All this walking and considering the striking workers makes us thirsty and it's now after 5 pm. So we head to one of Paris's landmark's, Harry's, which you get to via the Opera Metro station (nothing like popping out of the ground to see Garnier's amazing wedding cake of a building). Harry's is dark, woody, and clubby, and the bartender quips, when I ask for "deux sidecars"--"very good French." They are very good sidecars, fresh lemon juice and a silver shaker and a hefty price (12 €). Around the bar they post university pennants, and oddly enough right next to the Penn State one is one for "John Hopkins." You'd think for $18 a cocktail they could spell the name of my alma mater correctly.

Drinking leads us to shopping, so we head to the nearby Galleries Lafayette, which sort of makes Le Bon Marche pale by comparison. Part of that is the awe-inspiring dome.

Can't imagine what it's like to be a poor worker at such a place. All you want to do is be left alone and sell your sweaters or whatever and all these stupid tourists come in to take pictures. Lafayette also has an amazing food court--since it was pretty much dinner time I walked through it stunned, as it's full of counters by many of France's finest purveyors of all sorts of food, plus it's a grocery, too. A foodie wonderland, for sure.

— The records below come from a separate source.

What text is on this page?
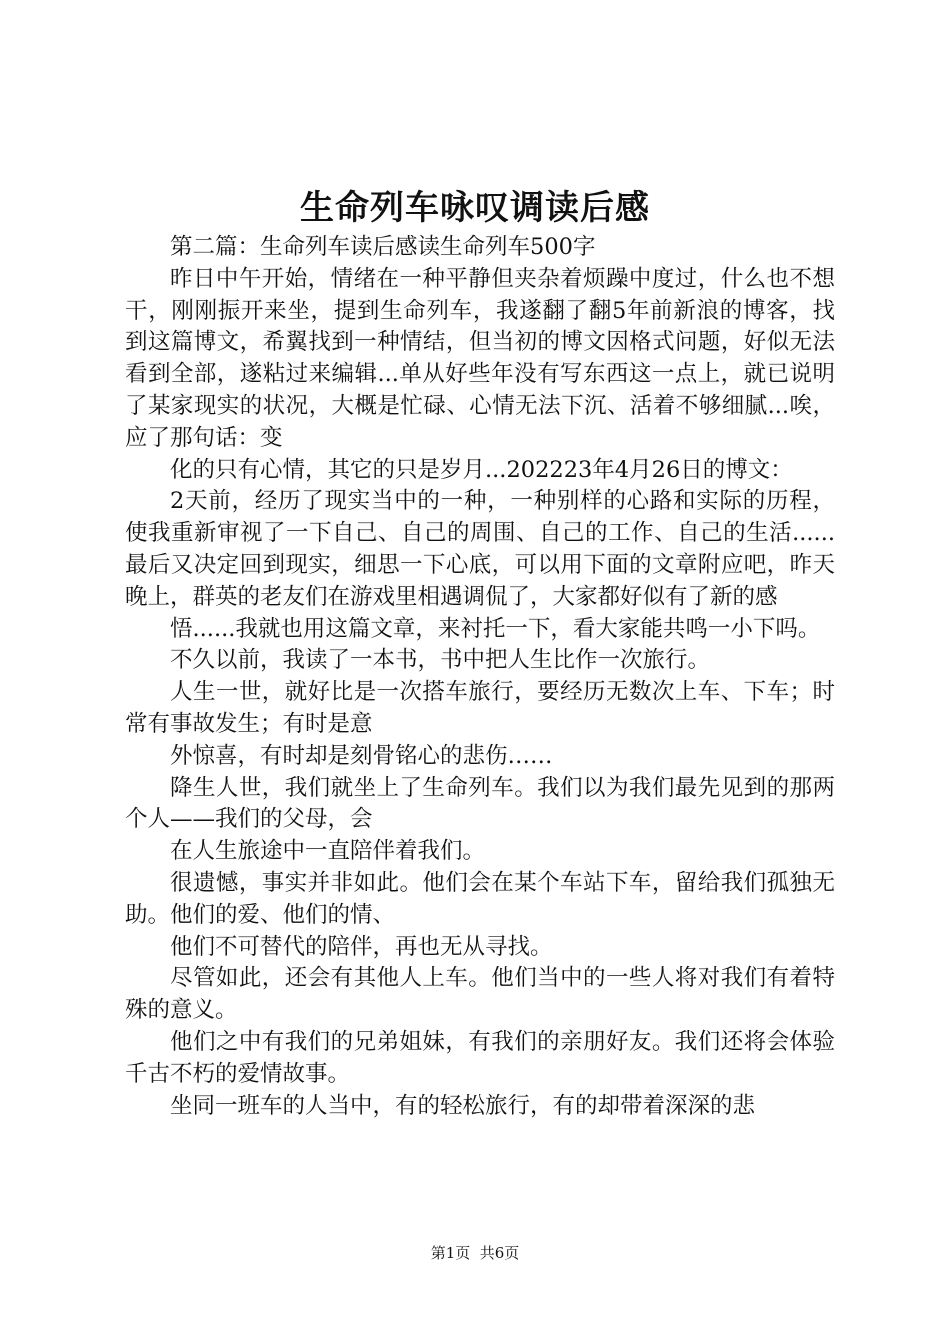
生命列车咏叹调读后感

第二篇：生命列车读后感读生命列车500字

昨日中午开始，情绪在一种平静但夹杂着烦躁中度过，什么也不想干，刚刚振开来坐，提到生命列车，我遂翻了翻5年前新浪的博客，找到这篇博文，希翼找到一种情结，但当初的博文因格式问题，好似无法看到全部，遂粘过来编辑...单从好些年没有写东西这一点上，就已说明了某家现实的状况，大概是忙碌、心情无法下沉、活着不够细腻...唉，应了那句话：变

化的只有心情，其它的只是岁月...202223年4月26日的博文：

2天前，经历了现实当中的一种，一种别样的心路和实际的历程，使我重新审视了一下自己、自己的周围、自己的工作、自己的生活......最后又决定回到现实，细思一下心底，可以用下面的文章附应吧，昨天晚上，群英的老友们在游戏里相遇调侃了，大家都好似有了新的感

悟......我就也用这篇文章，来衬托一下，看大家能共鸣一小下吗。

不久以前，我读了一本书，书中把人生比作一次旅行。

人生一世，就好比是一次搭车旅行，要经历无数次上车、下车；时常有事故发生；有时是意

外惊喜，有时却是刻骨铭心的悲伤……

降生人世，我们就坐上了生命列车。我们以为我们最先见到的那两个人——我们的父母，会

在人生旅途中一直陪伴着我们。

很遗憾，事实并非如此。他们会在某个车站下车，留给我们孤独无助。他们的爱、他们的情、

他们不可替代的陪伴，再也无从寻找。

尽管如此，还会有其他人上车。他们当中的一些人将对我们有着特殊的意义。

他们之中有我们的兄弟姐妹，有我们的亲朋好友。我们还将会体验千古不朽的爱情故事。

坐同一班车的人当中，有的轻松旅行，有的却带着深深的悲

第1页  共6页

All that looking at food--and our lack of lunch--left us deeply hungry so we head back to Au Trappiste as the moules and frites the other day looked so good. Turns out they look a bit better than they taste, but for a cheapie meal you could do a lot worse. Especially as we got to wash it all down with Belgian Bush blonde, Chimay blonde, and Leffe brune, all on tap. Beer excuses not as succulently tender as you might hope mussels quite well, especially strong Belgian ales.

And after all that walking, we head home sort of early, via our Metro friend.